The Yankees will most likely make the playoffs. But that roster they were rolling out there for a while was quite bad. Fortunately now they have Torres and DJ back, but there were days there when they had Gardner and Ford and Tauchman all in the first 4 hitters. Their relief pitchers should be good, I would chalk that mostly up to variance. I get that the projections like their starting pitchers a bit more than I do, but there isn’t really a ton to like there currently unless some of their rookies pitch up to (Yankees fans) expectations. Happ was never going to be good, Paxtons velocity was down, Montgomery is their current 3 starter and he shouldn’t be more than depth or 5th starter at MLB level. The Cole signing not working out was something you could see coming. Giving up all this money to a pitcher who just magically added all this spin when he went to Houston seemed like a bad idea, no? Other pitchers had similar spin rate spikes in Houston, and he was openly accused of cheating by Bauer who was his former college teammate.

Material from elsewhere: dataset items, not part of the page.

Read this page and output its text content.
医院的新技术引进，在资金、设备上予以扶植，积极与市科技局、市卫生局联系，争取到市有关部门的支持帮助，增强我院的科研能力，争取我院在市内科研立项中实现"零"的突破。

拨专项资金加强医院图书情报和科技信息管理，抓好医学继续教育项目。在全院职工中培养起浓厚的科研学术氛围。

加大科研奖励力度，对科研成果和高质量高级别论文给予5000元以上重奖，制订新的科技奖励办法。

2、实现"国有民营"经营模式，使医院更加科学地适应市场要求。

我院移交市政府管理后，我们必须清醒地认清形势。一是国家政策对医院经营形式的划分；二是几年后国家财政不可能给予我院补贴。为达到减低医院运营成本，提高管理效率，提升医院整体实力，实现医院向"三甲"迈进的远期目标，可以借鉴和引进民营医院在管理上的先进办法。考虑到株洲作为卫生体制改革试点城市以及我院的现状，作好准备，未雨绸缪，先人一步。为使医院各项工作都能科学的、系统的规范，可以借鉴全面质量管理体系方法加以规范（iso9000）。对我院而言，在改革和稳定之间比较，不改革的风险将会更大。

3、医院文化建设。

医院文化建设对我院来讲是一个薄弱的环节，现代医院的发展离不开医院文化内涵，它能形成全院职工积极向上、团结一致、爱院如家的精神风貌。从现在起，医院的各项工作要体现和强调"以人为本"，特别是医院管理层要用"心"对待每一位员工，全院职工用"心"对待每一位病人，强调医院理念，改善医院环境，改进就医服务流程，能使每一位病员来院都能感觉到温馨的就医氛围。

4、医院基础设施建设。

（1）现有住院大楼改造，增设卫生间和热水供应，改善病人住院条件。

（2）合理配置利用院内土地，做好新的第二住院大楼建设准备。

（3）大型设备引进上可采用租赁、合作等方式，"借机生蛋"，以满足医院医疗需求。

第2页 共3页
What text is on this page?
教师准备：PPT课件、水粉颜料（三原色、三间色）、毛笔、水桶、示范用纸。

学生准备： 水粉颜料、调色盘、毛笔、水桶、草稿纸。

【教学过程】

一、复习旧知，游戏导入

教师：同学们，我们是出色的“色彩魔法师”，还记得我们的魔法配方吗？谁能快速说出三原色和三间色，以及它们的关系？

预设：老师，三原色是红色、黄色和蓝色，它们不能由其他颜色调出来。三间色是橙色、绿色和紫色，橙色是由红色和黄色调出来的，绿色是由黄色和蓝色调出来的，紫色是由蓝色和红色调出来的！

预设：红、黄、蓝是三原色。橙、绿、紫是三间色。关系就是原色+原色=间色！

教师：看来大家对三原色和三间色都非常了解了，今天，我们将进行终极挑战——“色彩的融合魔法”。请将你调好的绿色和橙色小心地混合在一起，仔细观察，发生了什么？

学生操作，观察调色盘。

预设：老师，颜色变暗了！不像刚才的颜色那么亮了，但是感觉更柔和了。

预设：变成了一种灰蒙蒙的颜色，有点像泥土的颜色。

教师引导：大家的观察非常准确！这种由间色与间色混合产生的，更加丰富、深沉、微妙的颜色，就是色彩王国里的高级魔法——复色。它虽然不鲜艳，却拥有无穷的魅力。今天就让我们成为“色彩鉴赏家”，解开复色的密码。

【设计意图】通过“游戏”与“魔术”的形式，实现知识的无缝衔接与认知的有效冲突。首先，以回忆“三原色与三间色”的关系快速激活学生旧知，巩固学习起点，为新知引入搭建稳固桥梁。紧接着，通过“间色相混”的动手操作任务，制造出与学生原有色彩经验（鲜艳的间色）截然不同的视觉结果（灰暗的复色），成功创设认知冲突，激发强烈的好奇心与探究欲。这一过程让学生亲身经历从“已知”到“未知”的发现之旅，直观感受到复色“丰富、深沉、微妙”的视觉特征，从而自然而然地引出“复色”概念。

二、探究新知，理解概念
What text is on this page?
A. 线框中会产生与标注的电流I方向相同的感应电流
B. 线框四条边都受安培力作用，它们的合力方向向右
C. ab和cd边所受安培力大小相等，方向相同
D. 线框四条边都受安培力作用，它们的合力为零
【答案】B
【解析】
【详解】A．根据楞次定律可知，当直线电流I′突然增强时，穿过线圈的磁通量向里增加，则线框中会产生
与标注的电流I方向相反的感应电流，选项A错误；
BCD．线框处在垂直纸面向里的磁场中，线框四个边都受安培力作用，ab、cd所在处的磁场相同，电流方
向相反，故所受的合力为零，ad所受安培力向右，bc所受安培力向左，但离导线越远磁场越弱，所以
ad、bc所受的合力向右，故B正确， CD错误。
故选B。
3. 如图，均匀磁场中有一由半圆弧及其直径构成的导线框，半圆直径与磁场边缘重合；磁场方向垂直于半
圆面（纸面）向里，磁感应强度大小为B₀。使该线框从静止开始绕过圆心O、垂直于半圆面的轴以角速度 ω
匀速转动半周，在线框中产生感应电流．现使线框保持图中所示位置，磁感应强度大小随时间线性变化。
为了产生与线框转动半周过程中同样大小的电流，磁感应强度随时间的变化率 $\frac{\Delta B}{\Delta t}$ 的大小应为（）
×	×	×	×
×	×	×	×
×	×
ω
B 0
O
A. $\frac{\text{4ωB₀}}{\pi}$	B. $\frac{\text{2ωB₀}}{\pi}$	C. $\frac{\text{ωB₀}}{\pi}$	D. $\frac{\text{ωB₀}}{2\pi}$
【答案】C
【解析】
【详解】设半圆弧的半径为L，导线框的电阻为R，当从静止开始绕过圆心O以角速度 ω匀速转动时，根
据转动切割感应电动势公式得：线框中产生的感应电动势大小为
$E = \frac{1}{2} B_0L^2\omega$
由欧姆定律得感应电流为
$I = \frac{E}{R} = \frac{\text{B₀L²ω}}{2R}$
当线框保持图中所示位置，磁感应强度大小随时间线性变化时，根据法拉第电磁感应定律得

I don’t get why they didn’t do anything at the trade deadline. To me it sort of seemed like they just assumed they didn’t have to make any upgrades, and didn’t want to deplete their already light minor league system. Issue is they already pushed all in for the coming years, so if not now, when? How could they look at that rotation and not realize it needs some help?

Can you imagine if three weeks ago someone told you that the Mariners were only 2 games back of the Yankees for the 8th playoff spot? The good news for Yankees fans is they basically control their own destiny, as they play the the teams they are battling for the 2nd spot in AL East, and the WC 12 of their last 18 games.

Willians Astu-stu-studilloMember since 2020
4 years ago
Reply to  carter

I’m not sure what you’re trying to say about Cole. Do you think that the Yankees don’t have pine tar?

carterMember since 2020
4 years ago

More that they haven’t optimized whatever it is Cole did/does.